Conséquence attendue, ces dynamiques agissent sur le système électoral. Tandis que la majorité-autorité se dissipe les majorités électorales se paupérisent. Les blocs majoritaires s’accrochent aux votants (ceux qui s’expriment) comme l’ours polaire à sa banquise noyée dans l’eau autrefois solide. La polarisation, elle aussi mue par les forces du web, achève de défaire le système. On accuse le personnel politique, les partis, les médias. On promet de les corriger pour que tout redevienne comme avant. On insiste moins sur l’autre force de la dynamique : la dissipation de l’adhésion à leur autorité, non en réaction mais en révolution. Davantage un désintérêt qu’un rejet, comme si désormais les choses se passaient ailleurs. En bon physicien Blamont raisonnait en termes de forces et d’énergie. On pourrait le traduire ainsi : la masse de désintérêt aux idées communes est devenue ingérable dans le cadre politique existant. Une distribution totalement nouvelle de l’intelligence sociale est apparue, elle déborde les vieux canaux de régulation plus qu’elle ne les évite.

Le défi est terrible pour les autorités politiques des communautés nationales. Elles doivent gouverner une foule qu’elles n’intéressent plus. Le repli mondial que l’on observe sur l’autorité autoritaire (en opposition à une autorité morale) est la conséquence directe de cette évolution. La dissipation de l’autorité consentie, intériorisée par les individus, entraîne une crispation et un goût nouveau pour l’autorité contraignante, immédiate (sans médiation). La verticalisation du pouvoir est une tentative de rééquilibrage face à la perte de l’autorité démocratique au sens de Tocqueville. La tendance ne nous épargne pas. De façon très symptomatique, les questions d’autorité (souvent simplistes) dominent notre débat politique.

L’ajustement aux formes nouvelles de l’autorité prendra des années. Souhaitons que l’autoritarisme soit sa maladie infantile mais rien n’est moins sûr. Il est probable qu’il faudra travailler beaucoup pour garantir les libertés qui, chez nous, sont consubstantielles au projet politique. Démocratie participative, pouvoir local, communautés alliées aux réseaux sociaux, contrôle social, les tentatives sont nombreuses et pas toujours dans le sens souhaité. C’est là que doit porter notre vigilance.

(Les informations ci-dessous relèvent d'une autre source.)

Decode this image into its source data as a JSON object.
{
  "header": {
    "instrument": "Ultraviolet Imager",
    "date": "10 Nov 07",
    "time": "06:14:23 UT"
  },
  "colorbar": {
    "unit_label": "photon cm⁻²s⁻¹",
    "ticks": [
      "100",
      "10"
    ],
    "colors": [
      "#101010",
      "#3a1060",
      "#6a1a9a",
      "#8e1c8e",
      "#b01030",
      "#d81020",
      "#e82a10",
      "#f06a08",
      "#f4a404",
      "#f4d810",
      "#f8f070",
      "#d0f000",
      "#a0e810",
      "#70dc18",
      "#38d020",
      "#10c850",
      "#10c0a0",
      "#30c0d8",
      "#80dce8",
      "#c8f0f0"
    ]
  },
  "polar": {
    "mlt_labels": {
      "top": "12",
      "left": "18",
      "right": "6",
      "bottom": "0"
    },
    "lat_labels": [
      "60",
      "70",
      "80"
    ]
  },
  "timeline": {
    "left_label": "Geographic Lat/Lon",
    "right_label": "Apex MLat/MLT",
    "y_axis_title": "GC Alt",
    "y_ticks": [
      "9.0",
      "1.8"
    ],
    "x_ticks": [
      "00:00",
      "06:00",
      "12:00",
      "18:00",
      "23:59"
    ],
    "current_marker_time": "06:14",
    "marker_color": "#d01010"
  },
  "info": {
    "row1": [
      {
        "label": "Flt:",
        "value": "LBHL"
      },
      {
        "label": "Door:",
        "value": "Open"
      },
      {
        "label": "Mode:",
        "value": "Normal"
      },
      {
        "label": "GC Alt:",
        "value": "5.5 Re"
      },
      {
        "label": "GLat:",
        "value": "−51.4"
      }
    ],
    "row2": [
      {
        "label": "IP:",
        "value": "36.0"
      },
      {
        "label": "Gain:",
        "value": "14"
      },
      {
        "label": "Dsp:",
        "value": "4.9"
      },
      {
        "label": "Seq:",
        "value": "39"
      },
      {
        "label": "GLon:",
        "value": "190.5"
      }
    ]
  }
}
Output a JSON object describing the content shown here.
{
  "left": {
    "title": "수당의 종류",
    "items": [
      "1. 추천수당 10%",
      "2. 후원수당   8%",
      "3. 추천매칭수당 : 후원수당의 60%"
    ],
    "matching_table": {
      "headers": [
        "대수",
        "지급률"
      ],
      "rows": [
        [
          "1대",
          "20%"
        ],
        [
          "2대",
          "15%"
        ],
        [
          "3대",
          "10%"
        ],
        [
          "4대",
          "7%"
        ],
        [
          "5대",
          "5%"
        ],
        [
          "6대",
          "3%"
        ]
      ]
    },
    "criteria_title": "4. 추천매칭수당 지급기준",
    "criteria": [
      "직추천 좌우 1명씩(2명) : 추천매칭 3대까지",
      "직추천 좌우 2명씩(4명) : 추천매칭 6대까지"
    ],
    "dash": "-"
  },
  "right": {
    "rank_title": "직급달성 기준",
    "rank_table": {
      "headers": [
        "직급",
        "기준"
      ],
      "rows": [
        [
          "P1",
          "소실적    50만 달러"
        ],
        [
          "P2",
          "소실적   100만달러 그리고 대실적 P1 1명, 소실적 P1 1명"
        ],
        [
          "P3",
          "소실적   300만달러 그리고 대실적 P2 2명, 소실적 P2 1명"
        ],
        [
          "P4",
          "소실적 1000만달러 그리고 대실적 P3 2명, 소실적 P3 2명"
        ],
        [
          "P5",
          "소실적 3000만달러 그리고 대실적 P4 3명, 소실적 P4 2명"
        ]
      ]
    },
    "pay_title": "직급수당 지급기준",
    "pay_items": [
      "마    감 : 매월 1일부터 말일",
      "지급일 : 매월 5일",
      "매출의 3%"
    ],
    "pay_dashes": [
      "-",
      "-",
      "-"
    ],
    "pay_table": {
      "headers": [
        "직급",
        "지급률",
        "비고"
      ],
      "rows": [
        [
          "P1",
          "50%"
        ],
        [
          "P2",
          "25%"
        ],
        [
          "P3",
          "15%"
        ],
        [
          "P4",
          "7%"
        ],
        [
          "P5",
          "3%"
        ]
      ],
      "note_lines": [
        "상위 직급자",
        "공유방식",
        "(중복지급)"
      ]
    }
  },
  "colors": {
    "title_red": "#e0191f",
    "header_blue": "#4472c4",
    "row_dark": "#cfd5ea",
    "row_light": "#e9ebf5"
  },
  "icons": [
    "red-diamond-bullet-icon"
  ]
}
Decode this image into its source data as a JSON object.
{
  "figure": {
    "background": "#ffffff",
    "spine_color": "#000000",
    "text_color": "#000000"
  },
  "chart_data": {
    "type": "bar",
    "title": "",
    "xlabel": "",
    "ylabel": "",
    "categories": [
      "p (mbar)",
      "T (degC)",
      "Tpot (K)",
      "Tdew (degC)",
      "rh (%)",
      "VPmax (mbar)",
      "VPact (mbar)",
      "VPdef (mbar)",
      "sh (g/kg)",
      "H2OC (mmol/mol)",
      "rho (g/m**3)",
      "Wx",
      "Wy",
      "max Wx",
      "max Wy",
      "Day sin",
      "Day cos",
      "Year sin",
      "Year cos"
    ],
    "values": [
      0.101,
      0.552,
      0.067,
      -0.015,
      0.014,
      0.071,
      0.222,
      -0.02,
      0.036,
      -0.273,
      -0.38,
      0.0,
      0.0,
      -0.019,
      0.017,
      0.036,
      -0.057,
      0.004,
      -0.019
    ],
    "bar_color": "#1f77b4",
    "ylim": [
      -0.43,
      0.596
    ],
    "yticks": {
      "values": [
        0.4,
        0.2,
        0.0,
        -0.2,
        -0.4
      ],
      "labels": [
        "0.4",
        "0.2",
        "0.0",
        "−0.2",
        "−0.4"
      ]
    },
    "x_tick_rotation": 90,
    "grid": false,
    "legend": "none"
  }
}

Nous entrons dans le cycle de l’élection présidentielle. Ces questions seront à peine discutées. On ne leur trouve aucune valeur électorale autrement que sous forme d’anathèmes, d’incantations de la France éternelle et d’accusions de faiblesse. Pourtant elles interrogent le fondement de tout projet politique : où est l’autorité ? qui la détient ? en vertu de quoi ?

 


[1] Blamont, J. (2018). Réseaux ! Le pari de l'intelligence collective. Cnrs Editions

[2] Fukuyama, F. (2018). Identity: Contemporary identity politics and the struggle for recognition. Profile books.